Há um ano e meio eu comecei a escrever as insignificâncias que publico religiosamente a cada semana no meu blog pessoal. Seria gigante a insensatez de minha parte se quisesse traçar alguma relação desta auto veleidade com a obra magnífica de Marques. No entanto, atrevido como sou, roubei-lhe a idéia do título porque, com este texto que ora escrevo, atinjo a marca não de cem anos como na saga dos Buendias, mas de cem publicações. E mais, considerando que o ato de escrever é, no fundo, um ato de ensimesmamento, concentração e pura solidão, me vejo encaixado de forma furtiva e despretensiosa em algo que, de certo modo, tornam as coisas um tanto parecidas. Cem anos, cem textos e a solidão típica dos escrevinhadores que persiste em nos envolver.

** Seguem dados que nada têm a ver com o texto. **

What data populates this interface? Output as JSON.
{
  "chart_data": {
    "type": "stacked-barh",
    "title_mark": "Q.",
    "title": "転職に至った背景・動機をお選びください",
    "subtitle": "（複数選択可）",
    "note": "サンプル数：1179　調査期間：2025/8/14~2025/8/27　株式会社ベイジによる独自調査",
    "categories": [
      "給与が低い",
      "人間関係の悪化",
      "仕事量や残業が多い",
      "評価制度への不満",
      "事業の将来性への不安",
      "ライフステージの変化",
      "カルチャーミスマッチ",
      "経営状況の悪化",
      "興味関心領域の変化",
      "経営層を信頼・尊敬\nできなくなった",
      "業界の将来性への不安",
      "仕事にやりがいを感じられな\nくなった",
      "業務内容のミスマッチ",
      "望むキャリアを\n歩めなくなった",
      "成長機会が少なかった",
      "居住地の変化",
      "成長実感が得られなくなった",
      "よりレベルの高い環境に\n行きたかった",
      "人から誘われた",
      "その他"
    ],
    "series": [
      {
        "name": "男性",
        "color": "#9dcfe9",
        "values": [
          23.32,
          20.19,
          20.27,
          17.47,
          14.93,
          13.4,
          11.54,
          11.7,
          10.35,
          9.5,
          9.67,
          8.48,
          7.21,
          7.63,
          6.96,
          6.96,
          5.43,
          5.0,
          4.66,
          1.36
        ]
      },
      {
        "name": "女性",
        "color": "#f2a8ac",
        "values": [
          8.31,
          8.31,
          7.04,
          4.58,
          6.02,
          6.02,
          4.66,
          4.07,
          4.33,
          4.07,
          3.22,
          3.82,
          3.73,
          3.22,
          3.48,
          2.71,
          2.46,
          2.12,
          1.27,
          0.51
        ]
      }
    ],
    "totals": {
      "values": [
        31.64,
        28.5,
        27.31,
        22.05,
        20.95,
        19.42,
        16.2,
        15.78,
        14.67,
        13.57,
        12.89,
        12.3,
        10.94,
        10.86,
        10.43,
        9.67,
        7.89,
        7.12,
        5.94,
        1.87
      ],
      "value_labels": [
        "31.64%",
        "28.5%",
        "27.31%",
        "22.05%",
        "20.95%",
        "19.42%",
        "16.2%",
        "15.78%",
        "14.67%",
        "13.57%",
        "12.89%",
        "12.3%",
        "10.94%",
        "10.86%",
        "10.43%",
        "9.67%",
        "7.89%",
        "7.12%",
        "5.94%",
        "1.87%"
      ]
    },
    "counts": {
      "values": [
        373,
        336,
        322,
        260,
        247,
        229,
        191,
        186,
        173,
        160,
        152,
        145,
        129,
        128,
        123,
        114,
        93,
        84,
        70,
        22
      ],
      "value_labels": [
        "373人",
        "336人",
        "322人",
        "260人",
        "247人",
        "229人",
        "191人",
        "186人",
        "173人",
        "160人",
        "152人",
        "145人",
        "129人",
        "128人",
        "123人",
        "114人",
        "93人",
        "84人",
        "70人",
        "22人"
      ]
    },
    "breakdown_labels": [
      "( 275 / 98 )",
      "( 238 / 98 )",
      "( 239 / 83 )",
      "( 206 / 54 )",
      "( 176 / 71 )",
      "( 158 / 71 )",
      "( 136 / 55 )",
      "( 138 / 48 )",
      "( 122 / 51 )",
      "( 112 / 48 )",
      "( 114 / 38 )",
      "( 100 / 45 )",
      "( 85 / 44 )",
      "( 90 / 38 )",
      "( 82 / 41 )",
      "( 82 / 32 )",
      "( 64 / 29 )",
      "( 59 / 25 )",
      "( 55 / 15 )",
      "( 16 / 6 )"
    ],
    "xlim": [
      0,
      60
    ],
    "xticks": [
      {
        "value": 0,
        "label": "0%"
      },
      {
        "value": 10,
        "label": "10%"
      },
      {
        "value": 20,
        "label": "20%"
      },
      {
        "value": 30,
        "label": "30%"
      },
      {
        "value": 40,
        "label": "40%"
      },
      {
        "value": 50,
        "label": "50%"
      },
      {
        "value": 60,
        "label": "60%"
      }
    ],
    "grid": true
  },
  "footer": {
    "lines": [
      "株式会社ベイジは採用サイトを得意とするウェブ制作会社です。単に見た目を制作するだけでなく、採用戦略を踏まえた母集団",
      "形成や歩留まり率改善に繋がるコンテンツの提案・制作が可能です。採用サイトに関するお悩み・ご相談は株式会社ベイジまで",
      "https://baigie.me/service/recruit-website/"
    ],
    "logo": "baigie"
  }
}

Todos nós escrevemos de forma contínua as passagens de nossas vidas, nossas idéias, fantasias e desejos. Escrevemos na mente e deixamos que efeitos químicos gravem tudo em nossos neurônios, mesmo que seja para serem lidos somente pelo inconsciente na calada do sonho noturno ou captados como ecos distorcidos vindos do labirinto de nossas almas. Às vezes, podemos gravar os mesmos fatos, idéias, fantasias e desejos na forma de símbolos sobre folhas de papel ou cliques no teclado de um computador, tudo, como decorrência de um impulso que nos leva a partilhar com o exterior aquilo que incomoda ocultar.

Vã a idéia de que ao revelar nossos pensamentos na forma de textos, eles encontrarão calorosa acolhida por parte de quem se dá ao trabalho de lê-los. Por isso, aquele texto que tocou-nos fundo a alma pode não ter o menor efeito para os outros. O contrário, um texto despretensioso, como julgava Marques ser o seu livro agora célebre, pode cair no gosto de toda a gente. Quem escreve com a alma não deve ser guiado pela ânsia de que o texto agrade, pois se a alma não é pequena, como nos ensinou Fernando Pessoa, tudo valerá à pena.

Ao atingir o texto de número 100 publicado no meu blog, penso que meus poucos, mas fieis leitores merecem mais do que o meu agradecimento por terem me tolerado por tanto tempo, mas também a deferência de uma consulta sobre o interesse em continuar recebendo meus escritos. Com base no grau de aceitação de meus leitores pretendo decidir se continuo publicando meus textos no mesmo ritmo atual ou se farei modificações quanto à sua frequência.